The very word “Root Canal” is enough to strike terror into the heart of an otherwise compliant dental patient. So what are root canals and why are they often feared?
Figure 1 shows the anatomy of a tooth with enamel (the white external part of a tooth) and dentin (the yellow part of the tooth under the enamel) and blood vessels and nerves (pulp) inside the tooth. For a variety of reasons the pulp can become inflamed or necrotic (dead) and have to be removed. The process of removal of the pulp and filling the pulp chamber is called a “root canal”.
The process of doing a root canal is the process of removing the pulp (either alive or necrotic), and filling up the resulting space. Figure 2 shows the pulp being removed with an endodontic hand file. Generally pulp is removed first with hand files and then with rotary Nickel Titanium files.

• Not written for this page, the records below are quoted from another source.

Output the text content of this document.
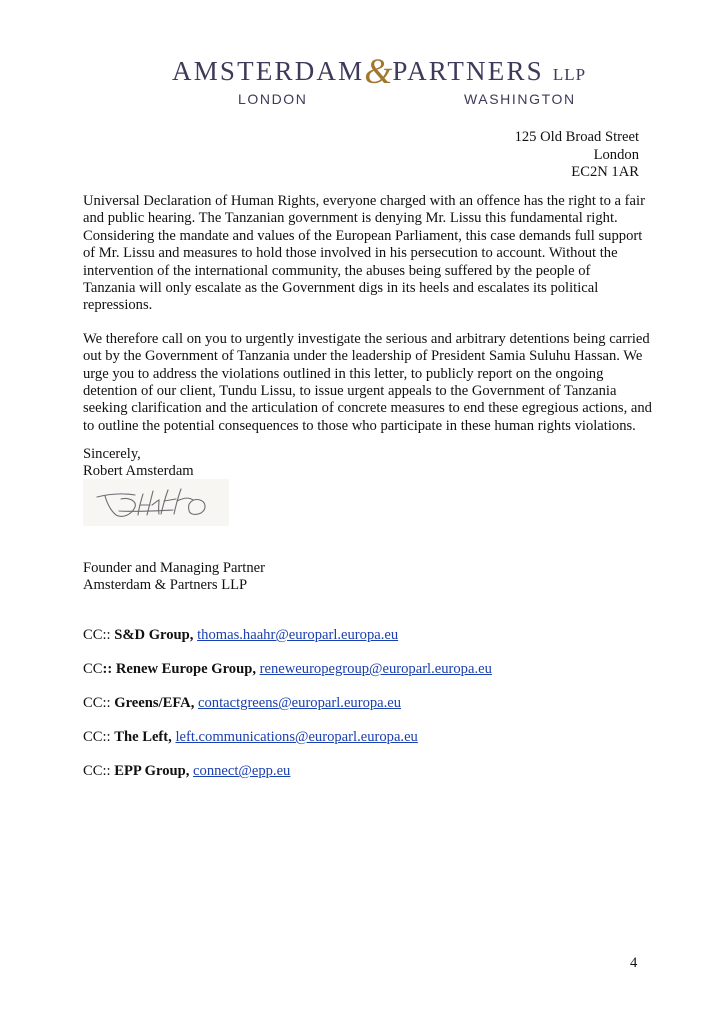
AMSTERDAM&PARTNERS LLP
LONDON	WASHINGTON
125 Old Broad Street
London
EC2N 1AR

Universal Declaration of Human Rights, everyone charged with an offence has the right to a fair
and public hearing. The Tanzanian government is denying Mr. Lissu this fundamental right.
Considering the mandate and values of the European Parliament, this case demands full support
of Mr. Lissu and measures to hold those involved in his persecution to account. Without the
intervention of the international community, the abuses being suffered by the people of
Tanzania will only escalate as the Government digs in its heels and escalates its political
repressions.

We therefore call on you to urgently investigate the serious and arbitrary detentions being carried
out by the Government of Tanzania under the leadership of President Samia Suluhu Hassan. We
urge you to address the violations outlined in this letter, to publicly report on the ongoing
detention of our client, Tundu Lissu, to issue urgent appeals to the Government of Tanzania
seeking clarification and the articulation of concrete measures to end these egregious actions, and
to outline the potential consequences to those who participate in these human rights violations.

Sincerely,
Robert Amsterdam
Founder and Managing Partner
Amsterdam & Partners LLP
CC:: S&D Group, thomas.haahr@europarl.europa.eu
CC:: Renew Europe Group, reneweuropegroup@europarl.europa.eu
CC:: Greens/EFA, contactgreens@europarl.europa.eu
CC:: The Left, left.communications@europarl.europa.eu
CC:: EPP Group, connect@epp.eu
4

The process of removing the pulp is frequently the most painful part of the root canal procedure. To be pain free it requires good anesthesia. Neither Nitrous Oxide (laughing gas) or IV Sedation (a needle in the arm) alone will give adequate anesthesia. Good block or Infiltration anesthesia or Intraosseous anesthesia is required for a pain free experience. Intraosseous anesthesia is the injection of local anesthesia directly into the bone surrounding the tooth, and nearly always gives a pain free result. A good question to ask your root canal doctor is whether or not he uses intraosseous anesthesia.
After the pulp is removed the empty space of the root canal system must be filled. The accepted filling material is called “Gutta Percha”. Usually the Gutta Percha filler is coated with a substance call “sealer” to fill in the gap between the GP Point and the canal walls, as illustrated in Figure 3.
After completion of the root canal process the tooth is “hollow”, and it is frequently recommended that the tooth have a crown (cap) to strengthen it. Sometimes it is also recommended that the canals be reinforced with metal “posts” to give the restored tooth more strength.
If all this sounds simple it really isnʼt. No discussion of root canals would be complete without mentioning the things that can go wrong. Figure 4 shows what is called an accessory (side) canal. Failure to fill these canals can result in root canal failure. Figure 5 shows a highly curved canal that could not be instrumented. Figure 6 shows a crack in the root of the tooth which frequently leads to root canal failure.
So, should root canals be done by a specialist (endodontist)? Although the probability of success in root canal treatment is the same (90%), endodontists have tools that most general dentists donʼt have. Such things as CT Scan Machines, Surgical Microscopes, and Gentle Wave cleaning systems. Sometimes these things can make a difference.